Now we're getting a bit bigger, and also more residential. This one sits on the edge of a residential neighborhood, on 200 E, in Milcreek. This is a 36k sq ft, 1.9 MW facility. What's in there? I don't know, as mentioned above, datacenters don't tend to tell you who their tenants are. There's probably some reasonable computing power in there, but it's probably not dense enough to be very GPU-heavy.

The sounds of the HVAC systems were quite noticeable at this one. Any time you are dealing with electricity, you are also dealing with heat. In a datacenter, the power drawn by the compute and network equipment gets turned into heat, and you need to get rid of it. Of course, you want to spend as little electricity getting rid of heat as you can. Datacenters call this "Power Usage Effectiveness", commonly called PUE. A PUE of 1.5 means that for every KW that goes to computers, .5 KW goes to other stuff - mostly cooling, but also heat losses, lighting, etc. A 1.5 PUE is pretty good, supposedly some of the biggest datacenters have PUE of around 1.1 .

This actually highlights one way in which having a fairly large-scale datacenter is efficient: putting all the computers in one place does enable you to use cooling systems that get rid of more heat for less power. Of course, how many computers you have, where your power is coming from, what mechanisms you use to cool them, etc. matters too! Again, we'll get back to that later.

By the way, my guess would be that only the building in the front is a datacenter - the building in the back has too many truck bays and not enough cooling. It's probably a small warehouse of some sort.

@ricci How do you find out the size and power usage of a particular data center?

@mjd

Excellent question! For the mutlt-tenant datacenters, location, size, and power draw is generally advertised, because they are trying to attract customers. I pulled it from datacentermap.com, so, for example:

https://www.datacentermap.com/usa/utah/salt-lake-city/salt-lake-city-campus/

For the private ones, like the likely-AI building at this campus, you mostly have to get this information from press releases. So it's probably less reliable, as there is more incentive to overhype.

@ricci Thanks!

When I saw the claim about the 9GW data center, my immediate thought was that it was simply a lie, intended as an advertisement to potential investors: Look what amazing stuff we are going to do!

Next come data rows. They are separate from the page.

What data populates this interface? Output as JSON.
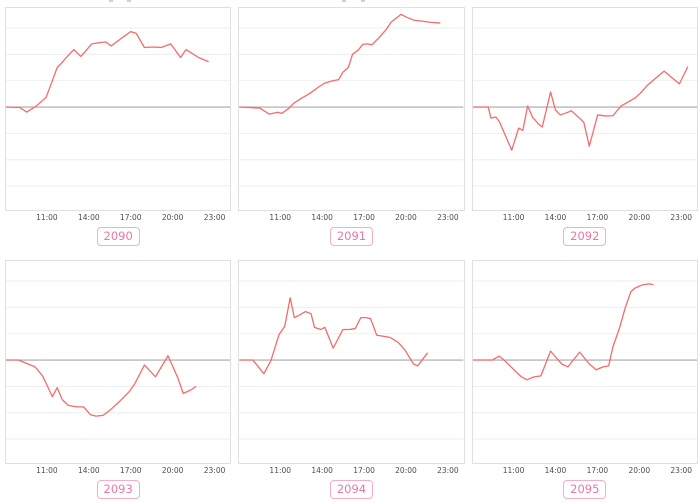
{
  "palette": {
    "line_color": "#f56a6a",
    "zero_line_color": "#a8a8a8",
    "grid_color": "#ededed",
    "panel_border_color": "#e0e0e0",
    "tick_text_color": "#4d4d4d",
    "chip_text_color": "#ee76a3",
    "chip_border_color": "#f6adc6"
  },
  "chart_axis": {
    "type_note": "shared axis for all six sparkline panels",
    "xlim": [
      8.0,
      24.2
    ],
    "ylim": [
      -3.91,
      3.76
    ],
    "xticks": {
      "hours": [
        11,
        14,
        17,
        20,
        23
      ],
      "labels": [
        "11:00",
        "14:00",
        "17:00",
        "20:00",
        "23:00"
      ]
    },
    "grid": "horizontal",
    "grid_values": [
      3,
      2,
      1,
      -1,
      -2,
      -3
    ],
    "zero_line": true
  },
  "chart_data": [
    {
      "type": "line",
      "label": "2090",
      "x": [
        7.95,
        9.0,
        9.5,
        10.2,
        10.9,
        11.35,
        11.7,
        12.0,
        12.35,
        12.9,
        13.4,
        14.2,
        14.7,
        15.2,
        15.6,
        16.3,
        17.0,
        17.4,
        18.0,
        18.7,
        19.2,
        19.9,
        20.6,
        21.0,
        21.9,
        22.6
      ],
      "y": [
        0,
        -0.02,
        -0.19,
        0.04,
        0.37,
        1.0,
        1.5,
        1.66,
        1.88,
        2.18,
        1.92,
        2.4,
        2.44,
        2.47,
        2.32,
        2.6,
        2.86,
        2.8,
        2.26,
        2.28,
        2.26,
        2.4,
        1.88,
        2.18,
        1.88,
        1.73
      ]
    },
    {
      "type": "line",
      "label": "2091",
      "x": [
        8.05,
        9.5,
        10.2,
        10.8,
        11.1,
        11.6,
        11.95,
        12.5,
        13.1,
        13.7,
        14.15,
        14.7,
        15.2,
        15.5,
        15.9,
        16.2,
        16.6,
        16.95,
        17.3,
        17.6,
        18.1,
        18.6,
        19.0,
        19.7,
        20.1,
        20.6,
        21.2,
        21.8,
        22.5
      ],
      "y": [
        0,
        -0.04,
        -0.27,
        -0.2,
        -0.24,
        -0.05,
        0.14,
        0.33,
        0.51,
        0.74,
        0.9,
        0.99,
        1.04,
        1.32,
        1.51,
        2.0,
        2.16,
        2.38,
        2.4,
        2.36,
        2.63,
        2.92,
        3.23,
        3.52,
        3.41,
        3.3,
        3.26,
        3.22,
        3.19
      ]
    },
    {
      "type": "line",
      "label": "2092",
      "x": [
        7.85,
        9.1,
        9.3,
        9.65,
        9.9,
        10.8,
        11.3,
        11.6,
        11.95,
        12.3,
        12.8,
        13.0,
        13.6,
        13.95,
        14.3,
        14.8,
        15.1,
        15.7,
        16.0,
        16.4,
        17.0,
        17.6,
        18.1,
        18.7,
        19.2,
        19.7,
        20.1,
        20.6,
        21.8,
        22.9,
        23.5
      ],
      "y": [
        0,
        0,
        -0.42,
        -0.38,
        -0.55,
        -1.64,
        -0.8,
        -0.89,
        0.04,
        -0.39,
        -0.68,
        -0.76,
        0.57,
        -0.11,
        -0.3,
        -0.21,
        -0.14,
        -0.43,
        -0.58,
        -1.49,
        -0.3,
        -0.34,
        -0.33,
        0.04,
        0.19,
        0.34,
        0.53,
        0.83,
        1.36,
        0.88,
        1.52
      ]
    },
    {
      "type": "line",
      "label": "2093",
      "x": [
        7.9,
        8.9,
        9.6,
        10.1,
        10.65,
        11.35,
        11.7,
        12.05,
        12.5,
        13.1,
        13.6,
        14.1,
        14.5,
        15.0,
        15.5,
        16.2,
        16.9,
        17.3,
        18.0,
        18.8,
        19.7,
        20.4,
        20.8,
        21.4,
        21.7
      ],
      "y": [
        0,
        0,
        -0.15,
        -0.26,
        -0.61,
        -1.39,
        -1.05,
        -1.5,
        -1.72,
        -1.78,
        -1.78,
        -2.08,
        -2.13,
        -2.1,
        -1.91,
        -1.57,
        -1.2,
        -0.9,
        -0.19,
        -0.64,
        0.16,
        -0.67,
        -1.27,
        -1.12,
        -1.01
      ]
    },
    {
      "type": "line",
      "label": "2094",
      "x": [
        8.1,
        9.0,
        9.8,
        10.3,
        10.9,
        11.3,
        11.7,
        12.0,
        12.3,
        12.8,
        13.2,
        13.45,
        13.9,
        14.2,
        14.8,
        15.5,
        16.0,
        16.4,
        16.8,
        17.2,
        17.5,
        17.95,
        18.5,
        18.9,
        19.5,
        20.0,
        20.6,
        20.9,
        21.6
      ],
      "y": [
        0,
        0,
        -0.52,
        -0.03,
        0.97,
        1.27,
        2.36,
        1.61,
        1.69,
        1.84,
        1.76,
        1.24,
        1.16,
        1.24,
        0.45,
        1.16,
        1.16,
        1.2,
        1.61,
        1.61,
        1.57,
        0.94,
        0.9,
        0.86,
        0.67,
        0.37,
        -0.15,
        -0.22,
        0.26
      ]
    },
    {
      "type": "line",
      "label": "2095",
      "x": [
        7.85,
        9.4,
        9.9,
        10.3,
        10.9,
        11.5,
        11.9,
        12.4,
        12.9,
        13.6,
        14.4,
        14.85,
        15.7,
        16.4,
        16.9,
        17.4,
        17.8,
        18.1,
        18.6,
        19.0,
        19.4,
        19.7,
        20.2,
        20.7,
        21.0
      ],
      "y": [
        0,
        0,
        0.15,
        -0.03,
        -0.34,
        -0.64,
        -0.75,
        -0.64,
        -0.6,
        0.34,
        -0.15,
        -0.26,
        0.3,
        -0.15,
        -0.37,
        -0.26,
        -0.22,
        0.49,
        1.24,
        1.99,
        2.59,
        2.73,
        2.85,
        2.89,
        2.87
      ]
    }
  ]
}
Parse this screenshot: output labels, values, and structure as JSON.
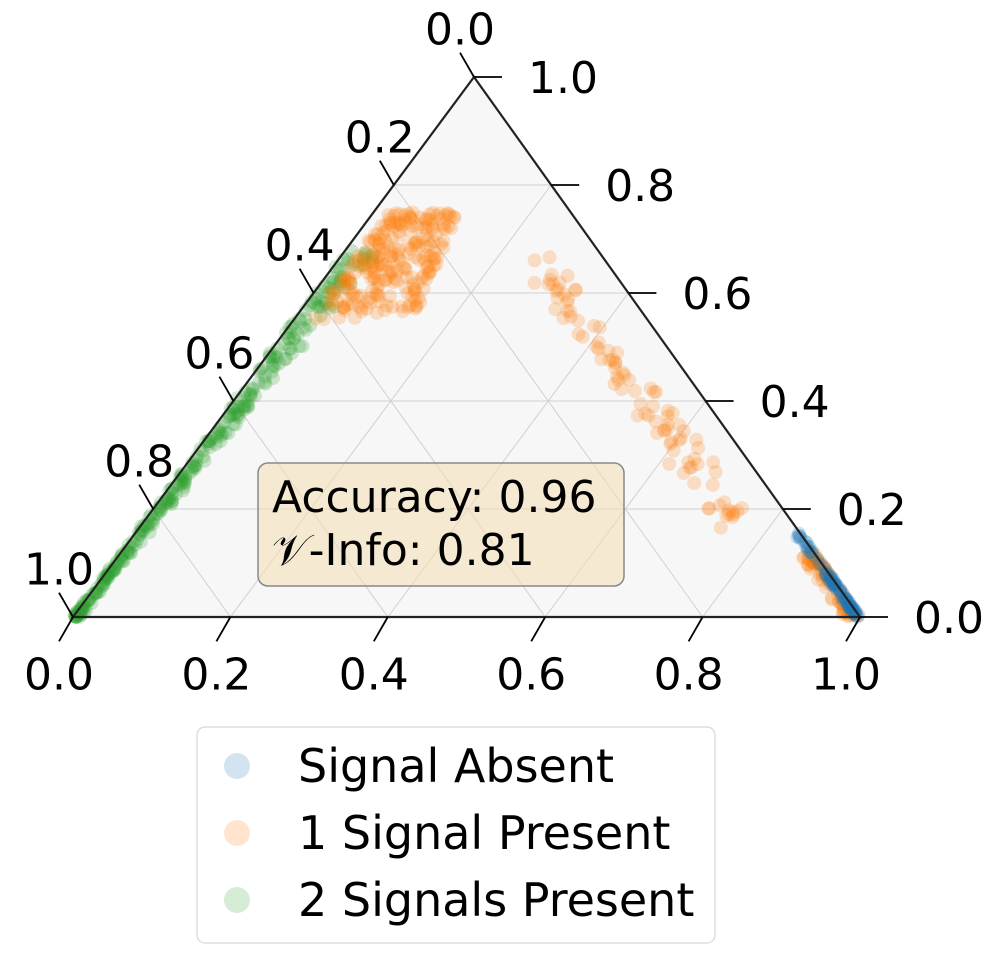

How plausible do you find the claim that they actually intend to build a 9GW data center that will take up 10% of the Salt Lake Valley?

@mjd Frankly, I think it's entirely implausible that it will get built as advertised. I'm not sure that the demand is actually there for as many datacenter projects as have been announced. I think it's a very good bet that many or even most of them won't get built out to the size they've discussed. I think the game here is to make big announcements to try to grab headlines and capital before someone else does, and before demand collapses. Is this one of the ones that might actually get built? No idea.

One likely pivot, if the datacenter doesn't get built, or gets built at a much smaller size, is that they switch to being a private power plant with a bunch of land where they don't have to follow state or county land-use regulations (this is what MIDA is for). That would likely mean bringing in other energy-intensive industries; they have more or less said this in county commission meetings. There's a chance that this is actually far worse, as datacenters (if they use low-water cooling) actually use less water and don't produce as much ground pollution as many industrial land uses.

@ricci @mjd Could this be so they don't have to go back for more permits later? (Someone thinking very long term about how much they might build someday?)

@skybrian @mjd yes, this is a possibility, and it's probably what they'd say if asked.